- Colorado voters will decide on two proposals on Nov. 8 that could allow c-stores to expand their alcohol sales.
- Proposition 125 would allow c-stores and grocery stores that sell beer to add wine to their offerings, while Prop 126 would let third-party companies deliver alcohol from licensed retailers, according to the Colorado General Assembly.
- The availability of wine sales at c-stores has grown to 39 states plus Washington D.C., according to Wine in Grocery Stores, the group supporting Proposition 125. Third-party delivery lags, but more than half of the states have made it legal.
Colorado joins several states with legislation aimed at helping c-store operators get a piece of lucrative alcohol sales.

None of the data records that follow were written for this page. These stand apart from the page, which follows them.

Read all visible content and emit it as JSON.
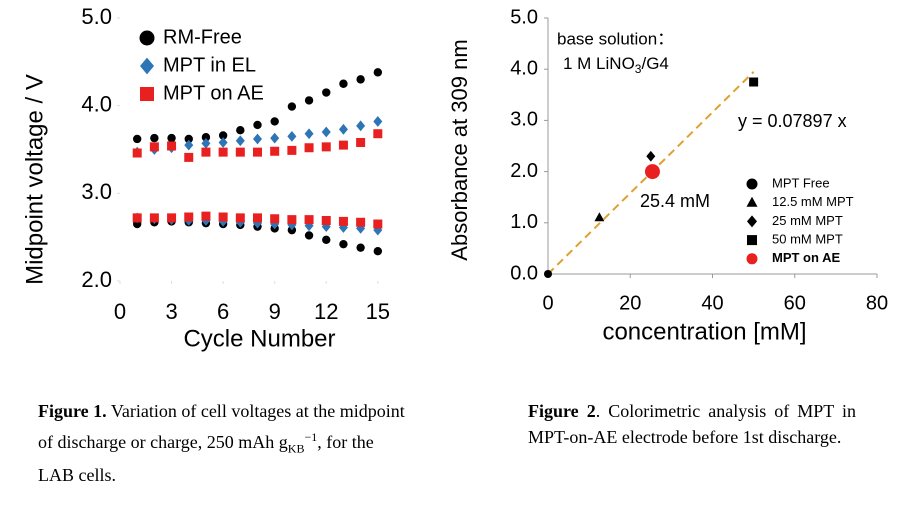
{
  "chart_data": [
    {
      "type": "scatter",
      "x_label": "Cycle Number",
      "y_label": "Midpoint voltage / V",
      "caption_label": "Figure 1.",
      "caption_parts": [
        "Variation of cell voltages at the midpoint of discharge or charge, 250 mAh g",
        "KB",
        "−1",
        ", for the LAB cells."
      ],
      "x": [
        1,
        2,
        3,
        4,
        5,
        6,
        7,
        8,
        9,
        10,
        11,
        12,
        13,
        14,
        15
      ],
      "xlim": [
        0,
        16
      ],
      "xticks": [
        0,
        3,
        6,
        9,
        12,
        15
      ],
      "ylim": [
        2,
        5
      ],
      "yticks": [
        {
          "value": 2,
          "label": "2.0"
        },
        {
          "value": 3,
          "label": "3.0"
        },
        {
          "value": 4,
          "label": "4.0"
        },
        {
          "value": 5,
          "label": "5.0"
        }
      ],
      "series": [
        {
          "name": "RM-Free",
          "color": "#000000",
          "marker": "circle",
          "charge": [
            3.62,
            3.63,
            3.63,
            3.62,
            3.64,
            3.66,
            3.72,
            3.78,
            3.82,
            3.99,
            4.06,
            4.15,
            4.25,
            4.3,
            4.38
          ],
          "discharge": [
            2.65,
            2.67,
            2.68,
            2.67,
            2.66,
            2.65,
            2.64,
            2.62,
            2.6,
            2.58,
            2.52,
            2.47,
            2.42,
            2.38,
            2.34
          ]
        },
        {
          "name": "MPT in EL",
          "color": "#2e75b6",
          "marker": "diamond",
          "charge": [
            3.47,
            3.5,
            3.52,
            3.55,
            3.57,
            3.58,
            3.6,
            3.62,
            3.63,
            3.65,
            3.68,
            3.7,
            3.73,
            3.77,
            3.82
          ],
          "discharge": [
            2.72,
            2.71,
            2.7,
            2.69,
            2.69,
            2.68,
            2.67,
            2.66,
            2.65,
            2.64,
            2.63,
            2.62,
            2.61,
            2.6,
            2.58
          ]
        },
        {
          "name": "MPT on AE",
          "color": "#e82020",
          "marker": "square",
          "charge": [
            3.46,
            3.53,
            3.54,
            3.41,
            3.47,
            3.47,
            3.47,
            3.47,
            3.48,
            3.49,
            3.52,
            3.53,
            3.55,
            3.58,
            3.68
          ],
          "discharge": [
            2.72,
            2.72,
            2.72,
            2.73,
            2.74,
            2.73,
            2.72,
            2.72,
            2.71,
            2.7,
            2.7,
            2.69,
            2.68,
            2.67,
            2.65
          ]
        }
      ]
    },
    {
      "type": "scatter",
      "x_label": "concentration [mM]",
      "y_label": "Absorbance at 309 nm",
      "caption_label": "Figure 2",
      "caption_parts": [
        ". Colorimetric analysis of MPT in MPT-on-AE electrode before 1st discharge."
      ],
      "annotations": {
        "base": "base solution：",
        "solution_parts": [
          "1 M LiNO",
          "3",
          "/G4"
        ],
        "point_label": "25.4 mM"
      },
      "fit": {
        "slope": 0.07897,
        "label": "y = 0.07897 x",
        "color": "#e0a030"
      },
      "xlim": [
        0,
        80
      ],
      "xticks": [
        0,
        20,
        40,
        60,
        80
      ],
      "ylim": [
        0,
        5
      ],
      "yticks": [
        {
          "value": 0,
          "label": "0.0"
        },
        {
          "value": 1,
          "label": "1.0"
        },
        {
          "value": 2,
          "label": "2.0"
        },
        {
          "value": 3,
          "label": "3.0"
        },
        {
          "value": 4,
          "label": "4.0"
        },
        {
          "value": 5,
          "label": "5.0"
        }
      ],
      "series": [
        {
          "name": "MPT Free",
          "color": "#000000",
          "marker": "circle",
          "x": [
            0
          ],
          "values": [
            0
          ]
        },
        {
          "name": "12.5 mM MPT",
          "color": "#000000",
          "marker": "triangle",
          "x": [
            12.5
          ],
          "values": [
            1.1
          ]
        },
        {
          "name": "25 mM MPT",
          "color": "#000000",
          "marker": "diamond",
          "x": [
            25
          ],
          "values": [
            2.3
          ]
        },
        {
          "name": "50 mM MPT",
          "color": "#000000",
          "marker": "square",
          "x": [
            50
          ],
          "values": [
            3.75
          ]
        },
        {
          "name": "MPT on AE",
          "color": "#e82020",
          "marker": "circle",
          "x": [
            25.4
          ],
          "values": [
            2.0
          ]
        }
      ]
    }
  ]
}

If Proposition 125 passes, c-stores can leverage the growing segment to boost revenue. According to NielsenIQ, c-store wine sales rose 2% to $1.5 billion last year. As the council draft of the proposition noted, “consumers want the convenience of buying wine with groceries.” The proposition would also allow for tastings, which have the potential to not only draw more shoppers, but give them a different in-store experience and encourage them to spend more time inside the store. This could be particularly valuable as c-stores consider adding EV chargers that can take 30 to 90 minutes to full charge a vehicle.
It would, however, also prohibit these c-stores from moving or building too close to established liquor stores, which could force a shop to choose between a location it’s interested in and keeping its beer and wine sales.
Proposition 126 would allow third-party companies like DoorDash or Drizly to deliver alcohol from c-stores and other businesses that sell it in-store. The state currently allows restaurants to deliver alcohol through 2025, but this bill would also extend that indefinitely. This is the first time a proposition on this topic has been put before Colorado voters, according to information from the elections division of the office of Colorado’s secretary of state.
Alcohol delivery has gained traction in the last few years, especially as states sought to help restaurants in the worst of COVID-19 shutdowns.
If passed, Prop 126 would also remove the “limit on the percentage of gross sales revenues a licensee may receive from alcohol beverage deliveries.” Currently, such businesses are not allowed to earn more than half of their annual profits from alcohol delivery and those deliveries must be made by their owns employees.
C-stores impacted by these changes include Loaf ‘N Jug and Alta Convenience, which have a significant presence in Colorado, as well as larger chains with a presence in the state like 7-Eleven, Kum & Go and Circle K. Loaf ‘N Jug parent company EG America could not be reached by press time, while Alta chose not to comment on the proposals.